The NY Times sues OpenAI and Microsoft with copyright infringement over the use of its content to train generative artificial intelligence and large-language model systems. The New York Times suing OpenAI and Microsoft could see the company receive billions of dollars in damages.
The NY Times OpenAI and Microsoft copyright infringement lawsuit, filed in a Manhattan federal court on Wednesday, claims that while the companies copied information from many sources to build their systems, they give New York Times content “particular emphasis” and “seek to free-ride on the Times’s massive investment in its journalism by using it to build substitutive products without permission or payment”.
NY Times sues OpenAI Microsoft
New York Times is suing OpenAI Microsoft, for the “unlawful use” of the paper’s “copyrighted news articles, in-depth investigations, opinion pieces, reviews, how-to guides, and more” to create artificial intelligence products “threatens The Times’s ability to provide that service”, the lawsuit claims.
NY Times OpenAI and Microsoft copyright lawsuit contains an appeal to the “vital” importance of the Times’s independent journalism to democracy, arguing that it is “increasingly rare and valuable”.
Intersection of AI, journalism, and ethics
NY Times sues OpenAI and Microsoft with a lawsuit is the latest in a string of similar cases, including one brought by more than a dozen authors in September targeting the company for its use of their writing.
Language learning models have faced increasing scrutiny since they exploded in popularity in the past year, with news outlets in particular concerned that the tools will spread misinformation attributed to them and utilize their content with no incentive to click through to the original source.
OpenAI has been sued over its use of copyrighted materials by fiction writers on multiple occasions, including in one ongoing class-action lawsuit. The Getty photo archive sued a separate AI firm over its use of its images in September.
Unethical use of information
NY Times OpenAI Microsoft copyright lawsuit came to fruition after an apparent breakdown in negotiations over the companies’ use of Times material. In the filing, the Times said it had approached OpenAI and Microsoft about the use of its intellectual property to explore “an amicable resolution”, including commercial agreements and “guardrails” around AI products – but the discussions had stalled.
NY Times sues OpenAI and Microsoft due to the issue of AI “hallucinations”, typically false information that can be wrongly attributed to a source, that it said potentially damages the Times’s brand. It identified material on Microsoft’s Bing Chat that it claims was misidentified as Times content, including results for “the 15 most heart-healthy foods”. Twelve of those had not been mentioned in the Times story, as per the lawsuit.
No monetary claims
NY Times OpenAI Microsoft copyright lawsuit does not contain a monetary claim, but says that OpenAI, valued at $80bn, and its partner Microsoft, valued at $2.8tn, should be held responsible for “billions of dollars in statutory and actual damages”.

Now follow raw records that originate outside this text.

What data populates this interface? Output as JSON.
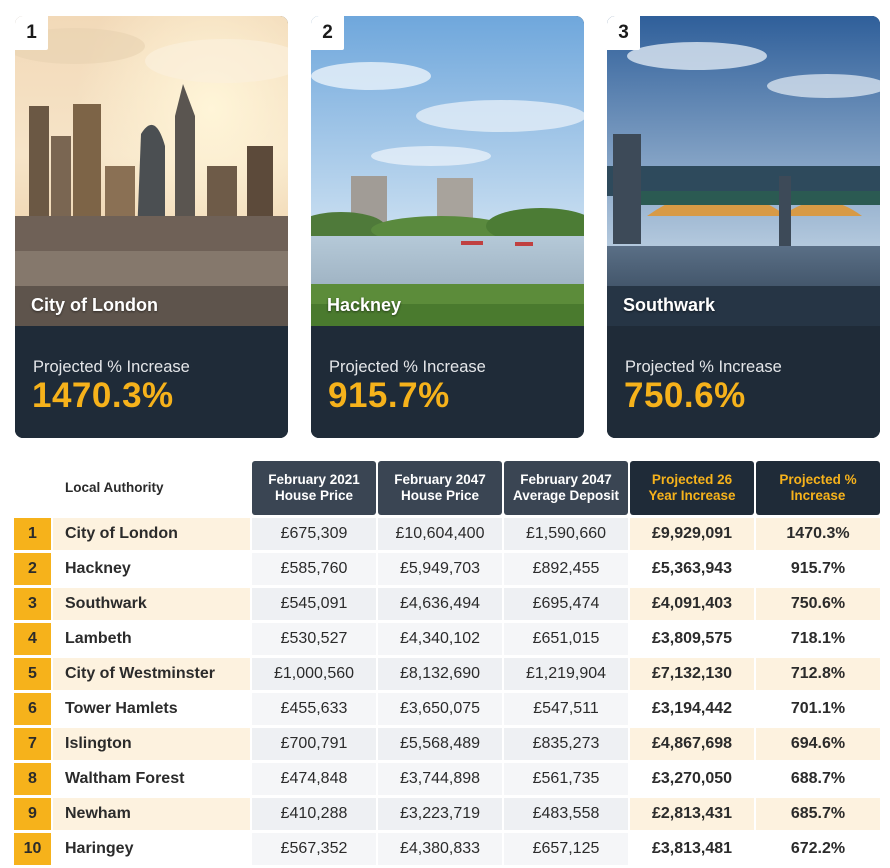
{
  "cards": [
    {
      "rank": "1",
      "name": "City of London",
      "label": "Projected % Increase",
      "value": "1470.3%"
    },
    {
      "rank": "2",
      "name": "Hackney",
      "label": "Projected % Increase",
      "value": "915.7%"
    },
    {
      "rank": "3",
      "name": "Southwark",
      "label": "Projected % Increase",
      "value": "750.6%"
    }
  ],
  "table": {
    "headers": {
      "local_authority": "Local Authority",
      "price_2021": [
        "February 2021",
        "House Price"
      ],
      "price_2047": [
        "February 2047",
        "House Price"
      ],
      "deposit_2047": [
        "February 2047",
        "Average Deposit"
      ],
      "increase_26": [
        "Projected 26",
        "Year Increase"
      ],
      "pct_increase": [
        "Projected %",
        "Increase"
      ]
    },
    "rows": [
      [
        "1",
        "City of London",
        "£675,309",
        "£10,604,400",
        "£1,590,660",
        "£9,929,091",
        "1470.3%"
      ],
      [
        "2",
        "Hackney",
        "£585,760",
        "£5,949,703",
        "£892,455",
        "£5,363,943",
        "915.7%"
      ],
      [
        "3",
        "Southwark",
        "£545,091",
        "£4,636,494",
        "£695,474",
        "£4,091,403",
        "750.6%"
      ],
      [
        "4",
        "Lambeth",
        "£530,527",
        "£4,340,102",
        "£651,015",
        "£3,809,575",
        "718.1%"
      ],
      [
        "5",
        "City of Westminster",
        "£1,000,560",
        "£8,132,690",
        "£1,219,904",
        "£7,132,130",
        "712.8%"
      ],
      [
        "6",
        "Tower Hamlets",
        "£455,633",
        "£3,650,075",
        "£547,511",
        "£3,194,442",
        "701.1%"
      ],
      [
        "7",
        "Islington",
        "£700,791",
        "£5,568,489",
        "£835,273",
        "£4,867,698",
        "694.6%"
      ],
      [
        "8",
        "Waltham Forest",
        "£474,848",
        "£3,744,898",
        "£561,735",
        "£3,270,050",
        "688.7%"
      ],
      [
        "9",
        "Newham",
        "£410,288",
        "£3,223,719",
        "£483,558",
        "£2,813,431",
        "685.7%"
      ],
      [
        "10",
        "Haringey",
        "£567,352",
        "£4,380,833",
        "£657,125",
        "£3,813,481",
        "672.2%"
      ]
    ]
  },
  "colors": {
    "accent": "#f6b21b",
    "card_bg": "#1f2b38",
    "header_dark": "#3a4553",
    "row_tint": "#fdf2df"
  },
  "chart_data": {
    "type": "table",
    "columns": [
      "Local Authority",
      "February 2021 House Price",
      "February 2047 House Price",
      "February 2047 Average Deposit",
      "Projected 26 Year Increase",
      "Projected % Increase"
    ],
    "rows": [
      [
        "City of London",
        675309,
        10604400,
        1590660,
        9929091,
        1470.3
      ],
      [
        "Hackney",
        585760,
        5949703,
        892455,
        5363943,
        915.7
      ],
      [
        "Southwark",
        545091,
        4636494,
        695474,
        4091403,
        750.6
      ],
      [
        "Lambeth",
        530527,
        4340102,
        651015,
        3809575,
        718.1
      ],
      [
        "City of Westminster",
        1000560,
        8132690,
        1219904,
        7132130,
        712.8
      ],
      [
        "Tower Hamlets",
        455633,
        3650075,
        547511,
        3194442,
        701.1
      ],
      [
        "Islington",
        700791,
        5568489,
        835273,
        4867698,
        694.6
      ],
      [
        "Waltham Forest",
        474848,
        3744898,
        561735,
        3270050,
        688.7
      ],
      [
        "Newham",
        410288,
        3223719,
        483558,
        2813431,
        685.7
      ],
      [
        "Haringey",
        567352,
        4380833,
        657125,
        3813481,
        672.2
      ]
    ]
  }
}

The suit also called on the companies to destroy any chatbot models and training data that use copyrighted material from the Times.
Partnership between AI and journalism
With tension growing over use of published materials to train ChatGPT, OpenAI has announced partnerships seeking to assuage concerns. Earlier this month, OpenAI announced a partnership with the German publishing giant Axel Springer to “enrich users’ experience with ChatGPT by adding recent and authoritative content on a wide variety of topics, and explicitly values the publisher’s role in contributing to OpenAI’s products”.
“With this partnership, ChatGPT users around the world will receive summaries of selected global news content from Axel Springer’s media brands,” Open AI said in a press release, adding that information on the system would “include attribution and links to the full articles for transparency and further information”.
“We want to explore the opportunities of AI empowered journalism – to bring quality, societal relevance and the business model of journalism to the next level,” said Mathias Döpfner, CEO of Axel Springer.
Microsoft and OpenAI on lawsuit
Microsoft did not respond to requests for comment.
“We respect the rights of content creators and owners,” OpenAI said in an emailed statement. “Our ongoing conversations with the New York Times have been productive and moving forward constructively, so we are surprised and disappointed with this development.”
Future of AI with news industry
NY Times OpenAI Microsoft lawsuit could test the emerging legal contours of generative AI technologies. The content AI can create after learning from large data set and this could carry major implications for the news industry.